La dama vestida de blanco entró a la sala, y se dirigió a la joven.

– Disculpe, pero no puede estar aquí.

Angustiada, tragó fuerte y la miró asustada. – ¿Cómo?

– El paciente salió del quirófano, y debemos trasladarlo a esta camilla para que descanse.

Sintió toda esa presión desvanecerse, y para cuando quiso preguntar el estado de su amado, ya estaba fuera de la habitación, porque la habían ordenado que por favor espere en la sala.

Decidió sentarse, acatando las órdenes. Bastaron unos minutos, y percibió cómo las ruedas de la camilla se deslizaban por el infinito y sorprendentemente silencioso pasillo. Entusiasmada por verlo despierto, se levantó dejando sus pertenencias sobre el banco.
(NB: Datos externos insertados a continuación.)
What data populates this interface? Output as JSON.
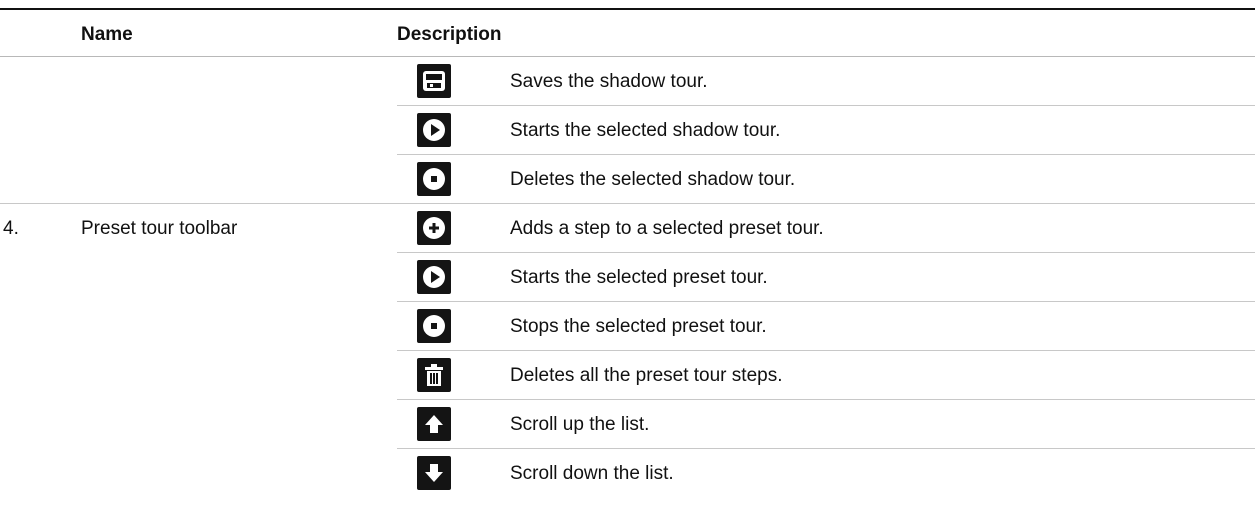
{
  "headers": {
    "name": "Name",
    "description": "Description"
  },
  "shadow_rows": [
    {
      "icon": "save-icon",
      "description": "Saves the shadow tour."
    },
    {
      "icon": "play-icon",
      "description": "Starts the selected shadow tour."
    },
    {
      "icon": "stop-icon",
      "description": "Deletes the selected shadow tour."
    }
  ],
  "preset_group": {
    "number": "4.",
    "name": "Preset tour toolbar",
    "rows": [
      {
        "icon": "add-step-icon",
        "description": "Adds a step to a selected preset tour."
      },
      {
        "icon": "play-icon",
        "description": "Starts the selected preset tour."
      },
      {
        "icon": "stop-icon",
        "description": "Stops the selected preset tour."
      },
      {
        "icon": "trash-icon",
        "description": "Deletes all the preset tour steps."
      },
      {
        "icon": "arrow-up-icon",
        "description": "Scroll up the list."
      },
      {
        "icon": "arrow-down-icon",
        "description": "Scroll down the list."
      }
    ]
  }
}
– ¿Cómo está él? – preguntó, llamando la atención y deteniendo al doctor. – Yo seré su esposa. –aclaró con la sonrisa en la cara.

– Estará bien.

– ¿Puedo verlo?

– Debe descansar. Vuelva en unas horas, y seguramente lo encontrará despierto.

– Lo esperaré.

Pasó la madrugada allí, pero a diferencia de cuando llegó, ahora se sentía contenta. Contenta de que todo saldrá bien. Luego de un par de horas le permitieron el acceso, y sintió como todo ese blanco y tétrico ambiente había cambiado a uno más cálido y hogareño, a pesar de ser el mismo sitio. Se acercó a las ventanas, e intentó observar a través de ellas. Divisó como la nieve caía lenta y pura sobre las plantas del patio al que daba la habitación. Se dificultó un poco el apreciar todo ese paisaje que daba comienzo a una nueva estación, porque los vidrios se hallaban empañados por ese gélido clima.

– Frío... – Sintió una dulce voz detrás suyo. Volteó y los ojos se le humedecieron de felicidad, y con pasos apresurados se acercó a la camilla. Colocó un mechón de su marrón cabello por atrás de su oreja, ampliando así su campo de visión. Le prestó toda la atención del mundo, e hizo gestos para que volviera a repetir lo que antes había dicho, porque no lo había procesado al estar desprevenida. – Cúbreme con la manta, por favor. – Miró los entrecerrados ojos de su pareja, y luego dirigió su despierta mirada al borde de la camilla. Allí encontró una manta más gruesa, doblada prolijamente sobre los ya cubiertos pies de su amado. Se paró, y la tomó con ambas manos, estirándola hasta casi llegar a tapar su rostro.

– ¿Mejor?

– Si tú estás aquí, todo es mejor.

Con el dorso de su mano apartó los mechones despeinados de cabello castaño que molestaban en su cara, y luego acarició con las yemas de sus dedos desde la frente hasta las mejillas, haciendo que él sonría.

El muchacho cerró los ojos, y se sumió en un profundo sueño. Los pitidos de la máquina confirmaban que estaba vivo, por lo cual se despreocupó y decidió salir de la sala, permitiéndole recuperarse.

Al cabo de unos días internado, y luego de numerosos chequeos los médicos le dieron el alta. Le permitieron volver al trabajo, siempre y cuando evitara situaciones de riesgo. Ella se lo restringió, y le hizo jurar con lágrimas en los ojos y por el amor que se tenían mutuamente, que no vuelva a la comisaría. Si él renunciaba, ella también lo haría.

El gran día se presentó con campanadas jubilosas, y con el amor naciendo de ambos seres, que se ataron por el resto de sus vidas, y hasta que la muerte intentara separarlos de nuevo.